電話をしても呼び鈴を鳴らしても返事はありません。そこで私たちには緊急連絡先を登録しているのでその連絡先である娘さんに電話をしました。すると『こちらに来ていますよ。ご安心ください。代わりますね。ごめんなさいやっぱり行くことになったのよ』とこうなりました。私たちも安心しましたが、お客様にとっても誰かに見守られている安心感、二日三日で連絡をくれる安心感は娘さんにとっても何物にも代えがたい価値だと思います。」

番記者「それは嬉しいですね。もう、新聞やめられないですね。その後配達員さんとその方の関係は今まで以上に良くなる様子が目に浮かびます。
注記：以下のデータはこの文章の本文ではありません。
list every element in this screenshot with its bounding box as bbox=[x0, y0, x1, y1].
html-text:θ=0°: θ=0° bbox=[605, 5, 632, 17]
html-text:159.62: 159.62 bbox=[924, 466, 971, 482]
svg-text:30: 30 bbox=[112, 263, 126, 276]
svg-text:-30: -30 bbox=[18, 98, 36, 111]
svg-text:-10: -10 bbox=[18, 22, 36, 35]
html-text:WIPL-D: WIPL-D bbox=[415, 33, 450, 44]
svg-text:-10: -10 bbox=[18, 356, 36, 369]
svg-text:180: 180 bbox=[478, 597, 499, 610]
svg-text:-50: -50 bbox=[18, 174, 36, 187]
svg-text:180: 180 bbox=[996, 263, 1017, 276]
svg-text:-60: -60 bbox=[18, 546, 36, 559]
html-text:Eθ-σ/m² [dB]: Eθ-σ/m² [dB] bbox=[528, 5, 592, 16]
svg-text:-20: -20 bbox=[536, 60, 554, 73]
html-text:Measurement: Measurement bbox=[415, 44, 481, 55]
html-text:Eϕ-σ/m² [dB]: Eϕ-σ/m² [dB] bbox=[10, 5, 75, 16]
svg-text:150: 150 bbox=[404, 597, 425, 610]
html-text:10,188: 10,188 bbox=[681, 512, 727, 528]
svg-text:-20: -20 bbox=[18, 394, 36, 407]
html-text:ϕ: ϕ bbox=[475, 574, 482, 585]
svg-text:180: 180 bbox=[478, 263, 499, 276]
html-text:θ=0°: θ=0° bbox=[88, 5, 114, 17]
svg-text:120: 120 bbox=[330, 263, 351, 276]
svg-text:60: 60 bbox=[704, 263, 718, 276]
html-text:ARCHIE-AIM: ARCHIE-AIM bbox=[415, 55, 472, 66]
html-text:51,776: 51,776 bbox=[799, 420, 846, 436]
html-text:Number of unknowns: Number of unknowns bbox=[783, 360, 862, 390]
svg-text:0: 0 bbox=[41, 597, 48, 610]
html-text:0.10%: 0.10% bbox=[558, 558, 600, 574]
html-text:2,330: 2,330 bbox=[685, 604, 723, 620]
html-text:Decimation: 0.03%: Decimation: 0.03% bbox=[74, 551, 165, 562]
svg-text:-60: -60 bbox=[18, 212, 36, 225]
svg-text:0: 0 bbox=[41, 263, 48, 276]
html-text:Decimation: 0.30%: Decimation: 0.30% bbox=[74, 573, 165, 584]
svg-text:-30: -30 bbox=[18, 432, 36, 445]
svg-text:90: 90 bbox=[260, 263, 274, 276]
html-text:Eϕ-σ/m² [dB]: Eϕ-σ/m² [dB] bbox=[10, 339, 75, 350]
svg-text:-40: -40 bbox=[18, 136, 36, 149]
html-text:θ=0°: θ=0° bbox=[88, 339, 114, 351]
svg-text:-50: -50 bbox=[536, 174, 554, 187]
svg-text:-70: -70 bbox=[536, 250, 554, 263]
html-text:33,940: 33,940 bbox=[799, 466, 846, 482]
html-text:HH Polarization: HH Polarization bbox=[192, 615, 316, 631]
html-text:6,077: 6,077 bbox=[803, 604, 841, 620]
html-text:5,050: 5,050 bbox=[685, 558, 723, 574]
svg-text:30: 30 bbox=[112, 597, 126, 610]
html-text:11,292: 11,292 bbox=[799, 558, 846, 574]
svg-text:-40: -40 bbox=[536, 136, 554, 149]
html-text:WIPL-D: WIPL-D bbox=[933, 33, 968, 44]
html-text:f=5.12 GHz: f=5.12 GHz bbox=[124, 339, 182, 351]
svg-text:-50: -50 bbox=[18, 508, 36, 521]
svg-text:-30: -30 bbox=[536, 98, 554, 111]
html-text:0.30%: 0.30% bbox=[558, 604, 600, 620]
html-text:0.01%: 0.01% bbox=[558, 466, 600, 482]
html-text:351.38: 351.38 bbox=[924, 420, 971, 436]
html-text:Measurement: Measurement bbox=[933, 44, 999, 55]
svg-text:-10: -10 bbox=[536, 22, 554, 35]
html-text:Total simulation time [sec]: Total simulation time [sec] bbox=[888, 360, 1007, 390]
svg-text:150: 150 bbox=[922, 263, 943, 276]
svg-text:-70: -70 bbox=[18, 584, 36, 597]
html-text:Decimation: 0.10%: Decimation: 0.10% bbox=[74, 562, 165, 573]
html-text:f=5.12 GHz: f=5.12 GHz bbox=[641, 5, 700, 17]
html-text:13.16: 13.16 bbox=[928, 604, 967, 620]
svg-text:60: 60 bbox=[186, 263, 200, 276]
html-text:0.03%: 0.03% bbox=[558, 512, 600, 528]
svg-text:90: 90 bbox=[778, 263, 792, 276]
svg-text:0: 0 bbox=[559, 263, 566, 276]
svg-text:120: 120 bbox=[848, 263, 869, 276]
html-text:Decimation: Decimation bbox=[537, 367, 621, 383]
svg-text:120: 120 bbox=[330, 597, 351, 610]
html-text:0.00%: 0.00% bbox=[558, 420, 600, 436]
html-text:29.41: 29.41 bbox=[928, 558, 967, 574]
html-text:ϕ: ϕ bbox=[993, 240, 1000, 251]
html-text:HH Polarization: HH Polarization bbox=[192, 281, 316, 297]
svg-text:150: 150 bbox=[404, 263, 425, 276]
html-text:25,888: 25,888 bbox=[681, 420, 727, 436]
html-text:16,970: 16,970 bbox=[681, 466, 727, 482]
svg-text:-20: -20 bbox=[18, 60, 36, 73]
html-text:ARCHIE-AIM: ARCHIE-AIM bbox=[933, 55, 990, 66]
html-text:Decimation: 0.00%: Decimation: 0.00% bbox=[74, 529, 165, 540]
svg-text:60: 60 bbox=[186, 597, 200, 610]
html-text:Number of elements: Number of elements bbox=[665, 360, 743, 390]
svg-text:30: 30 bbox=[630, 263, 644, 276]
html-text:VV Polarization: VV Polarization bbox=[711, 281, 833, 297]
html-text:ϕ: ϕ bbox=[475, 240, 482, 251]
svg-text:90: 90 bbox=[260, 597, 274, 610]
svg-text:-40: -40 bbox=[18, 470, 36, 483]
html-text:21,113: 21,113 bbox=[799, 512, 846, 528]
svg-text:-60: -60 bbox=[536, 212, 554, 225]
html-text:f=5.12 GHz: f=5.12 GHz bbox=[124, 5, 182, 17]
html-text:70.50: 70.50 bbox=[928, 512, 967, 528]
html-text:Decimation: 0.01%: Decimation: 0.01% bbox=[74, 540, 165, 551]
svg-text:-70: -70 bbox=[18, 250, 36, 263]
ジョーム「そうですね。うちの配達員や所長にとっても、誰かの役に立つ仕事が出来ている感覚、誰かに必要とされていることを毎日体で感じながら仕事が出来るということは、やりがい、励みになっているようです。」

番記者「いやー、私が大学時代押し売りされた新聞屋さんとは全然違いますねー。もしかして、新規の営業は一切やってないですか!?」

ジョーム「いや、やるよ!!!」

番記者「(え?やるの?やらない流れだったのに)」

ジョーム「ただ期限もノルマも一切ありません。20回でも30回でも何回行ってもいい。所長だってその町に住んでいるんですから。嫌われるようなことはしません。」

番記者「地域での人間関係の構築がそのまま営業になったりもするわけですね。しかしジョーム、人口が減少し新聞の発行部数も減少する中で、今後どのような事業を計画されてますか?」

ジョーム「簡単に言うと、コミュニティに密着、高齢者を見守るということをサービスにしていきます。自治会、行政、商店とも相互に連携し高齢者にとっても住みやすい街をつくっていくこうと考えています。」

番記者「具体的には?」

ジョーム「将来的には、高齢者のお宅で『ちょっとお米が切れそう、重くて買いに行くのは大変だ、東郷堂さんなんとかなりません』を何とかなるようにしていきます。私たちには配達だけでなく決済の機能もあります。配達のできる商店にお米の配送を依頼し、決済だけは代行して新聞と合算して行う。またある時にはあるお宅で119番通報救急車が呼ばれたとします。この段階で瞬時にその方の掛り付け医、持病、服用しているお薬が分かるようにしていきます。前述の通り、その方のご家族など緊急連絡先ももちろんです。」

番記者「もはや、全然新聞屋さんではないですね。警備会社でもないですし、誰もが安心して暮らせるための命綱ですね。」

ジョーム「毎日欠かさず、見守り続けているからこそ出来ることなのです。利益はあとでいいんです。住みやすい街になれば、自然と人口は増え、新聞購読者も増えるでしょう。この事業をこれから3 ~5年のうちに確立、成功させれば上田だけでなく、全国的にも広がっていくことでしょう。」

番記者「しかし、この事業、始めるきっかけはなんだったんですか?」

ジョーム「社員の若返りです。ここ数年で急激に若い人が増えました。そうなった時に、これから30年以上働いていく社員もいるわけです。新聞だけではジリ貧です。社員を養っていくためにも新たな事業を若い社員とともにつくっていかなければいけないと思います。」

番記者「そうだったんですね。東郷堂の社員の方はプライベートも充実している方が多いように感じております。」

ジョーム「そうですね。家を建てる、スノーボードで全日本大会に出る。仲間と酒を飲む。人それぞれですが、夢や、楽しみを持ちながら生きている社員が確かに多いかもしれませんね。それは仕事が充実していて地域の方からも必要とされているからかもしれません。」